Now say i want to search documents which have prop1.item1 value to be either "val1" or "val2". I also want the result to be sorted in such a way that the document with both val1 and val2 would have more score than the one with only one of "val1" or "val2".

I have tried the following query but that doesnt seem to score based on number of matches

{
"query": {
   "filtered": {
    "query": {"match_all": {}},
    "filter": {
      "nested": {
        "path": "prop1",
          "filter": {
            "or": [
              {
                "and": [
                  {"term": {"prop1.item1": "val1"}},
                  {"term": {"prop1.item2": "val2"}}
                ]
              },
              {
                "and": [
                  {"term": {"prop1.item1": "val1"}},
                  {"term": {"prop1.item2": "val5"}}
                ]
              },
              {
                "and": [
                  {"term": {"prop1.item1": "val12"}},
                  {"term": {"prop1.item2": "val9"}}
                ]
              }
            ]
         }
        }
      }
    }
  }
}

Now although it should give both documents, first document should have more score as it contains 2 of the things in the filter whereas second contains only one.
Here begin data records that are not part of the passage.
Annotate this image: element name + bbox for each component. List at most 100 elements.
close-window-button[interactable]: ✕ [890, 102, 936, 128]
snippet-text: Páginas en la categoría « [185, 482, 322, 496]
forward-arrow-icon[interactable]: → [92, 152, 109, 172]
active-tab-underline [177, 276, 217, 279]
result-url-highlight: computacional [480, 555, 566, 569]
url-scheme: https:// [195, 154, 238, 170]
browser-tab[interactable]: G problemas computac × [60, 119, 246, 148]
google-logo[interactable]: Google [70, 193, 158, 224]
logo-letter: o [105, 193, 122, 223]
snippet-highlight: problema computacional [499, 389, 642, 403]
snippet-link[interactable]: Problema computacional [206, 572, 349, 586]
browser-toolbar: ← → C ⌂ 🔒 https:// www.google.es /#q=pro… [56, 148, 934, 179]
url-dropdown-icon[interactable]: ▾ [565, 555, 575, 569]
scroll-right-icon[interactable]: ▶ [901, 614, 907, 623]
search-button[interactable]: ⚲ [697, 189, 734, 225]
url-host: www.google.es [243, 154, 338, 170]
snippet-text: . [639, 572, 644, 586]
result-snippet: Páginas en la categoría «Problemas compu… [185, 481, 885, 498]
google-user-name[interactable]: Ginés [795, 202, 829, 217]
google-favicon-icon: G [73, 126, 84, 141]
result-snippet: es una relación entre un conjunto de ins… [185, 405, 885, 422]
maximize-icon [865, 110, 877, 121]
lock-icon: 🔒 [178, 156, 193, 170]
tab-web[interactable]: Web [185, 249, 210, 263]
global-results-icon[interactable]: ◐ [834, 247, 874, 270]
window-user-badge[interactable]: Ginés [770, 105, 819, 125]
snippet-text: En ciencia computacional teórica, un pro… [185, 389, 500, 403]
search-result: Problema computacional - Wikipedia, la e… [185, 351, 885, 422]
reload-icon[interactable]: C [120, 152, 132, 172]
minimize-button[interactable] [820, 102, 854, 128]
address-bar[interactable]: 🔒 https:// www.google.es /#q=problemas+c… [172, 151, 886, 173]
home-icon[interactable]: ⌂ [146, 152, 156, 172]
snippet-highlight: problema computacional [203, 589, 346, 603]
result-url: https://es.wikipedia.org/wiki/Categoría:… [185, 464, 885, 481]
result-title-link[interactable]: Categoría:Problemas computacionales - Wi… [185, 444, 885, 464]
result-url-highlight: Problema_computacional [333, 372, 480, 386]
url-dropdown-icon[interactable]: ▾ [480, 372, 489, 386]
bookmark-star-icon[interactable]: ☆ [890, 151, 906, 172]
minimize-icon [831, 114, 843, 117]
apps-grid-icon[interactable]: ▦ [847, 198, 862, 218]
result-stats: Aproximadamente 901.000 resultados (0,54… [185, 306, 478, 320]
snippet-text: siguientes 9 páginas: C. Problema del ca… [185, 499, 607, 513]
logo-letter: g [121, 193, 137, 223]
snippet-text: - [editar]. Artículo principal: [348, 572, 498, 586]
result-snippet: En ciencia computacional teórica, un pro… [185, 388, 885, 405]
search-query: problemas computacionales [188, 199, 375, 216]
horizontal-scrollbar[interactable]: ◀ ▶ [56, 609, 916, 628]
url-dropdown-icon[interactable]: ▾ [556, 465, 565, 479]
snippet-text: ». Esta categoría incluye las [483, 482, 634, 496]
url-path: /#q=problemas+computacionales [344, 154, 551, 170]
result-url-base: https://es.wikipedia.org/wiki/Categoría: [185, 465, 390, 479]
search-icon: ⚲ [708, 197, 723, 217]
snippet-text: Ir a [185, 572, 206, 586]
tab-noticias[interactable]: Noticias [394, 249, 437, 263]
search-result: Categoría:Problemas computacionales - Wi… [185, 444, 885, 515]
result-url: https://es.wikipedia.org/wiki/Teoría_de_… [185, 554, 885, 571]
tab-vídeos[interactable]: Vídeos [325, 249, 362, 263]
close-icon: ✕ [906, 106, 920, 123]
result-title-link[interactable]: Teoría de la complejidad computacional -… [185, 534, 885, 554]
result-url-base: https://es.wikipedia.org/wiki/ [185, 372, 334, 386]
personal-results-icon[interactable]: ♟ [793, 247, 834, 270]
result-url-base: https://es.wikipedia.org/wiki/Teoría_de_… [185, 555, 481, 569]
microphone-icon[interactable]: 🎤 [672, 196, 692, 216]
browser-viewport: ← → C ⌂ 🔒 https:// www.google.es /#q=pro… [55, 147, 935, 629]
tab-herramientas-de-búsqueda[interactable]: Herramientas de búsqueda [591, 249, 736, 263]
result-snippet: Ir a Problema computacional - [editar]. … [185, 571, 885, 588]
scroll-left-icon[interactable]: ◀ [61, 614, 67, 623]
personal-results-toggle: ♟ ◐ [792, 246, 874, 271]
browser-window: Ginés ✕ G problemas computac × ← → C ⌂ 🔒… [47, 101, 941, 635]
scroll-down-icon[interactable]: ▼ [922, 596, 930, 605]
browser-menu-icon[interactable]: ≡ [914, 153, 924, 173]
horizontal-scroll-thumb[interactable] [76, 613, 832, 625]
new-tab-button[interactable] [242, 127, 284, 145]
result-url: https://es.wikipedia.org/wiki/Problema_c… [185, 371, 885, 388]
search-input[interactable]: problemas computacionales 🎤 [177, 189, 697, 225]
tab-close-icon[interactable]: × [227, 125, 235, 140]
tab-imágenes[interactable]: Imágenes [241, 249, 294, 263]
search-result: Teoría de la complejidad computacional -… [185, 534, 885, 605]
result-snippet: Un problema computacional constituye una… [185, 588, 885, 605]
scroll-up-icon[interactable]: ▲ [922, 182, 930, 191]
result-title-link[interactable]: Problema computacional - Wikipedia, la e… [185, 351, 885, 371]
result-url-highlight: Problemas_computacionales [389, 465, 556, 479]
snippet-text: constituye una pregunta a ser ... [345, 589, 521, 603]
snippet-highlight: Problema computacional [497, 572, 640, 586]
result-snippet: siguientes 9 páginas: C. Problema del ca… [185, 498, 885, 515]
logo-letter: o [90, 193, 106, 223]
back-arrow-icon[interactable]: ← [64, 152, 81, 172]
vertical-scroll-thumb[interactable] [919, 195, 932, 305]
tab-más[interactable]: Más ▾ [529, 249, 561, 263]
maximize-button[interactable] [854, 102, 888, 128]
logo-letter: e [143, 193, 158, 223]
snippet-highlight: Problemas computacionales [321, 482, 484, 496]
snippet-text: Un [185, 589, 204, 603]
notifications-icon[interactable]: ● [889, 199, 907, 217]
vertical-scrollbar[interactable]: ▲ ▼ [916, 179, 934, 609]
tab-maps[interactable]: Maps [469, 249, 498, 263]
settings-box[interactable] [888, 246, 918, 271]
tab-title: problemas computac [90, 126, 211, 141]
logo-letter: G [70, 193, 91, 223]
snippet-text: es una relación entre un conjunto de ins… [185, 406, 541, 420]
Can someone help with the right query to get results sorted based on most matches ?

2

There are 2 best solutions below

4
On BEST ANSWER

Scores aren't calculated on filters use a nested query instead:

{
    "query": {
        "nested": {
            "score_mode": "sum",
            "path": "prop1",
            "query": {
                "bool": {
                    "should": [{
                        "bool": {
                            "must": [{
                                "match": {
                                    "prop1.item1": "val1"
                                }
                            },
                            {
                               "match": {
                                   "prop1.item2": "val2"
                               }
                           }]
                       }
                   },
                   {
                       "bool": {
                           "must": [{
                               "match": {
                                   "prop1.item1": "val1"
                               }
                           },
                           {
                               "match": {
                                   "prop1.item2": "val5"
                               }
                          }]
                      }
                  },
                  {
                      "bool": {
                          "must": [{
                              "match": {
                                  "prop1.item1": "val12"
                               }
                           },
                           {
                               "match": {
                                   "prop1.item2": "val9"
                               }
                           }]
                       }
                   }]
               }
           }
       }
   }
}
0
On

The biggest problem you have with your query is that you are using a filter. Therefore no score is calculated. Than you use a match_all query which gives all documents a score of 1. Replace the filtered query with a query and use the bool query instead of the bool filter.

Hope that helps.